"L'abandon" par la Ville de Montréal de la taxe d'affaires en 2003;
La
perception de l'équivalent des revenus générés par la taxe d'affaires au
moyen d'un taux de taxe foncière particulier imposé aux propriétaires
d'immeubles non résidentiels;
Le
non transfert sur cette nouvelle taxe de l'exemption dont bénéficient les
OBNL reconnus par la CMQ;
Les
limites et exclusions du programme transitoire de subvention prévu par la
loi pour une durée limitée de trois ans;
ont
conduit à l'initiative d'un
Regroupement, dénommé OBNL_en_Péril pour bien
exprimer la nature, la portée et les conséquences du problème en cause.
LE SITE:
Ce site
rassemble toute la documentation, les explications, démarches, actions,
représentations etc. reliées à l'action conduite pour interpeller la Ville de
Montréal, demander aux élus de réagir et demander à la Ville de corriger la
pénalisation incohérente, irrationnelle et contre-productive des OBNL agissant
au service et pour le bien de la population montréalaise.
Voir la carte du site Web.
Nous
invitons les visiteurs à découvrir et suivre dans le temps les actions menées
par OBNL en Péril
depuis le début de sa formation quelques temps avant le début de la campagne
électorale municipale en automne 2005. Voir l'historique dans Quoi
de Neuf.
ACTUALITÉ:
En juin
2006, la Ville de Montréal a annoncé la mise en place d'un programme d'aide
pour les organismes sans but lucratif montréalais.

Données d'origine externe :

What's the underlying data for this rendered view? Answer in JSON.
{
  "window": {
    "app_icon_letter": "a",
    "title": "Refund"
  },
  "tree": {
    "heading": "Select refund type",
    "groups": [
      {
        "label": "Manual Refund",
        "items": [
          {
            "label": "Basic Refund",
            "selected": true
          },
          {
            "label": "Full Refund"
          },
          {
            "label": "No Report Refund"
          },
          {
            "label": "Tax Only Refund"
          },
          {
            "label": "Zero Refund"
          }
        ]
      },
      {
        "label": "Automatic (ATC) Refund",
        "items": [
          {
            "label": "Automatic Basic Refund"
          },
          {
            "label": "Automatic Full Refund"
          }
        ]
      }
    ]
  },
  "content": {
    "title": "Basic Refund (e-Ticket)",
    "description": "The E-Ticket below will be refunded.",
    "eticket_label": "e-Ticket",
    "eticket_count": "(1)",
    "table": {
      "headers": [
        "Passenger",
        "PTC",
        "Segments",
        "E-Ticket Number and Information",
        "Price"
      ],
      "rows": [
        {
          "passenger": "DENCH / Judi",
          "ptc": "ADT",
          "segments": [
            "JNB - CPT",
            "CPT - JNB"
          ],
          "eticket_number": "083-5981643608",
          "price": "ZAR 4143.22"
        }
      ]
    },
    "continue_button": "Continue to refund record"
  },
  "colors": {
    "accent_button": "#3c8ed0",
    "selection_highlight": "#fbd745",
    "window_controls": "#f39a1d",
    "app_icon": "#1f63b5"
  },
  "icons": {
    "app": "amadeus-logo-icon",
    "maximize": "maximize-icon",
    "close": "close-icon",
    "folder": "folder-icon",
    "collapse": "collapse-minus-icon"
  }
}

Sans résoudre le fond de la question, la Ville de Montréal a au moins trouvé
une manière de réagir en établissant ce programme d'aide qui est indépendant
des décisions politiques qui ont conduit à la perte radicale de l'effectivité
de l'exemption d'une taxe pour les OBNL montréalais qui en bénéficiaient
jusqu'alors.
DÉMARCHE
ACTUELLE:
Du fait que ce programme d'aide est nouveau (2006 est sa première année), il
doit être suivi, analysé, évalué car il pourrait-être modifié selon les
résultats objectifs obtenus ainsi que les réactions et les commentaires des OBNL
concernés . Relativement à ce programme, les représentations à faire
devraient aller dans ce sens. Il convient de rappeler que par ce programme la
Ville prétend viser, globalement, à ce que les OBNL perçoivent une aide
financière d'un montant qui soit semblable à ce que serait le montant de la
taxe d'affaires si elle n'avait pas été abandonnée (quoique pour un taux figé
en 2002).
QUESTION
IRRÉSOLUE
Comme par
ailleurs il serait certainement navrant de laisser s'éteindre la question
centrale initiale qui reste pleinement valide, celle relative aux décisions
politiques ("curieuses") qui ont conduit à la perte radicale de l'effectivité
de l'exemption d'une taxe pour les OBNL montréalais, qui en bénéficiaient
jusqu'alors, et à la restriction de leurs moyens d'intervention et de là à la
diminution des services rendus à la population (celle-là même qui élit ceux
qui prennent les décisions politiques; le cercle ainsi bouclé dénote quelques
aspects dont la logique est "curieuse"), il conviendrait de ne pas confondre
ce nouveau programme d'aide mis en place par la Ville de Montréal et la perte
sèche des bénéfices de l'exemption d'une taxe.